共同名義とは文字通り、不動産を複数人で共同して所有している状態です。前述の例でいえば、〇〇と△△の2人が名義人(所有者)となり、1つの不動産を所有しているということです。
 
また共有持分とは、共同名義の不動産についての各名義人の所有割合のことで、前述の例の場合、〇〇と△△が2分の1ずつの割合で不動産を所有していることになります。
 

不動産を共同名義・共有持分とする際の注意点

不動産を共同名義・共有持分とする場合、次のような点に注意する必要があります。
 

使い方で話し合いが必要になる

共有状態にある不動産は、持分こそ定められていても、名義人全員が不動産全体について使用する権利を有します。

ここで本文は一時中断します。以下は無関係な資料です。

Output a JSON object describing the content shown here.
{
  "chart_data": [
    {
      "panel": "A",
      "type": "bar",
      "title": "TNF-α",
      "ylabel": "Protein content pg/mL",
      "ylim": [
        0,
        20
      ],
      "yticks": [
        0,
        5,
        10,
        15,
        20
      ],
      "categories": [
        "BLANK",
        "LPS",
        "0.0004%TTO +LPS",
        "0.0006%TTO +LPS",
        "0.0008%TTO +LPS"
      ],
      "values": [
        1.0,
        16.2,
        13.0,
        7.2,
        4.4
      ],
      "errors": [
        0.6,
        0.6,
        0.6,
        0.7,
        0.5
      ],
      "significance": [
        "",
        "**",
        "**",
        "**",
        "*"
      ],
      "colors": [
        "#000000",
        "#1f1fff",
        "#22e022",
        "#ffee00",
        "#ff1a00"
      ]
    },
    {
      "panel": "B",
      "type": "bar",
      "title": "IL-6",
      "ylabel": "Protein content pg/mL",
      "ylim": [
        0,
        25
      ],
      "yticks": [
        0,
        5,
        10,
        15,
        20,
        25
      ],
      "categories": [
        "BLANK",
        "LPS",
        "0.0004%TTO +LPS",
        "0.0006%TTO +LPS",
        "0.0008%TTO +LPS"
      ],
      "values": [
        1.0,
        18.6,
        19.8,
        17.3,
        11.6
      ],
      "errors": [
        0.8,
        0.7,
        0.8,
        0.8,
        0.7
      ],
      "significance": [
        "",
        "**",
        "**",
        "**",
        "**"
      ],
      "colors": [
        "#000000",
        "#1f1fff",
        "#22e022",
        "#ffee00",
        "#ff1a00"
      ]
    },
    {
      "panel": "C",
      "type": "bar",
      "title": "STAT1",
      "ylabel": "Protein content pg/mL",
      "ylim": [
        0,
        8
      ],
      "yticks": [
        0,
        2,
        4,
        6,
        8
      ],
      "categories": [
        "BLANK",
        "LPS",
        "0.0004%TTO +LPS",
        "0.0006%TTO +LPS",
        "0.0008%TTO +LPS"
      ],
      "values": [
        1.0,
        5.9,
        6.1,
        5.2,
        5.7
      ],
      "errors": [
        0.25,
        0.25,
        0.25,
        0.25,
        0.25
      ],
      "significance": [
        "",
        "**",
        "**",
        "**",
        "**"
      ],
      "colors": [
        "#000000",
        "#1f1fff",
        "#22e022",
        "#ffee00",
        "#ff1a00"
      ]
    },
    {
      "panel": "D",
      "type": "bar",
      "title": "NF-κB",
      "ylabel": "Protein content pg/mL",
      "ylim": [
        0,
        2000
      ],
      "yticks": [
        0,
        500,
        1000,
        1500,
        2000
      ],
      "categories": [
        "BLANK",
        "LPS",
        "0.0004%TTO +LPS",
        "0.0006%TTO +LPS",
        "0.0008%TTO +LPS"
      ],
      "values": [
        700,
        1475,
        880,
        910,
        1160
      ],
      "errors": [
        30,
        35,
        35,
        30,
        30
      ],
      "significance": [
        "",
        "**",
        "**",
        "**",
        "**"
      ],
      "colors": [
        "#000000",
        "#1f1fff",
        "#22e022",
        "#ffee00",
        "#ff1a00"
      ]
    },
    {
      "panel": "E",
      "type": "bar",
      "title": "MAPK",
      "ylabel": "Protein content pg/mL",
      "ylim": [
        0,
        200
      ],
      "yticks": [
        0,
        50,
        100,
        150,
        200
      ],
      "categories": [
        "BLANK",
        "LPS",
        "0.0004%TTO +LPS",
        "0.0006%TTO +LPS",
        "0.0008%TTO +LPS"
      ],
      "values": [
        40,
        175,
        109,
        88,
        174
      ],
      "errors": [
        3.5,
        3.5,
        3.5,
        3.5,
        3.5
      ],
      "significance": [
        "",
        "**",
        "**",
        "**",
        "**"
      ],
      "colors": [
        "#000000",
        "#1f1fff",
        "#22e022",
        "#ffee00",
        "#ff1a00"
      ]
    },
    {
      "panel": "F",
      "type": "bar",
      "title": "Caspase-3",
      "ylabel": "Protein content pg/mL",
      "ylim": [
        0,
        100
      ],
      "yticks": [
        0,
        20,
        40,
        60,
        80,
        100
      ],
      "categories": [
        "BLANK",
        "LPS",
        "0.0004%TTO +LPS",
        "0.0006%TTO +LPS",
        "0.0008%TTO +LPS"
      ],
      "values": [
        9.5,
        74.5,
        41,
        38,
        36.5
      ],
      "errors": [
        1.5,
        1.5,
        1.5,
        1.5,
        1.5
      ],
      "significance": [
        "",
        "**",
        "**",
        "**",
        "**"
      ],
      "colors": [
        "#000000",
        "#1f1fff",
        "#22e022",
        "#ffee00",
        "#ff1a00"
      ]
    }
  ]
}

物理的に、ここからここまでは〇〇が使用し、ここは△△が使用する部分というように区切ることができません。
 
仮に、名義人の1人が、自分の持分に基づいて当該不動産の全体を独占して居住していても、基本的には強制的にその方を追い出すことはできず、話し合いで解決するか、損害賠償を請求する程度にとどまります。
 
そのため、不動産を共有名義とするのであれば、あらかじめ不動産の使い方について、順番や予約制などルールを定める必要があります。
 

第三者が共有持分を取得する可能性がある

不動産を共有する各名義人は、自分の持分について、法律上はほかの名義人の同意なくに売買することができます。
 
そのため、ほかの名義人が無断で持分の売却を行った場合は、知らない第三者と共有状態になることもあります。
 
また、持分を有する名義人が亡くなって相続が発生した場合、相続人が共有持分を取得して共同名義人となるケースも考えられます。
 
この点については、相続のように不可抗力となる部分もありますが、勝手に持分を売却しないなど、共同名義人の間でルールを決めておく必要があります。
 

一部の共同名義人に負担が偏ることがある

不動産の共同名義人は、その共有持分の割合に応じて管理費用を負担するとされています。
 
例えば、不動産にかかる税金や修理など管理に関する費用の支払いについて、その不動産を一度も利用していない共同名義人が請求された場合でも、断れないということになります。
 
しかし実際には、共同名義人の誰かが「そんな修理は必要ないから払わない」などと言い出し、トラブルになることもあり得ます。
 
不動産を共同名義とする際は、使用頻度や個々の考え方に関係なく、その不動産について税金や管理費用の負担が生じることを、全員で認識しておく必要があります。
 

賃貸やリフォーム、売却などが自由にできない

共同名義となっている不動産の利用(賃貸など)や改良(リフォームなど)は、過半数の共有持分を有する名義人の同意が必要です。
 
また、売却や取り壊しといった処分行為は、名義人全員の同意が必要となります。
 
名義人同士で口約束による同意があった場合でも、最終的に反対する方が現れる可能性もあるため、不動産を誰かに貸し出したり売却を行ったりする際は、必ず書面で合意書を作っておく必要があります。
 

不動産を共有する際は名義人同士で事前に十分な話し合いを

不動産を共同名義にして、各名義人が共有持分を有する場合、その性質上、トラブルが起こりやすいことを知り、事前にある程度の対策を行っておく必要があります。
 
相続や売買など、何らかの理由で不動産を共同名義、共有持分という形で所有するケースでは、使い方などについて、名義人同士で十分に話し合っておくことをおすすめします。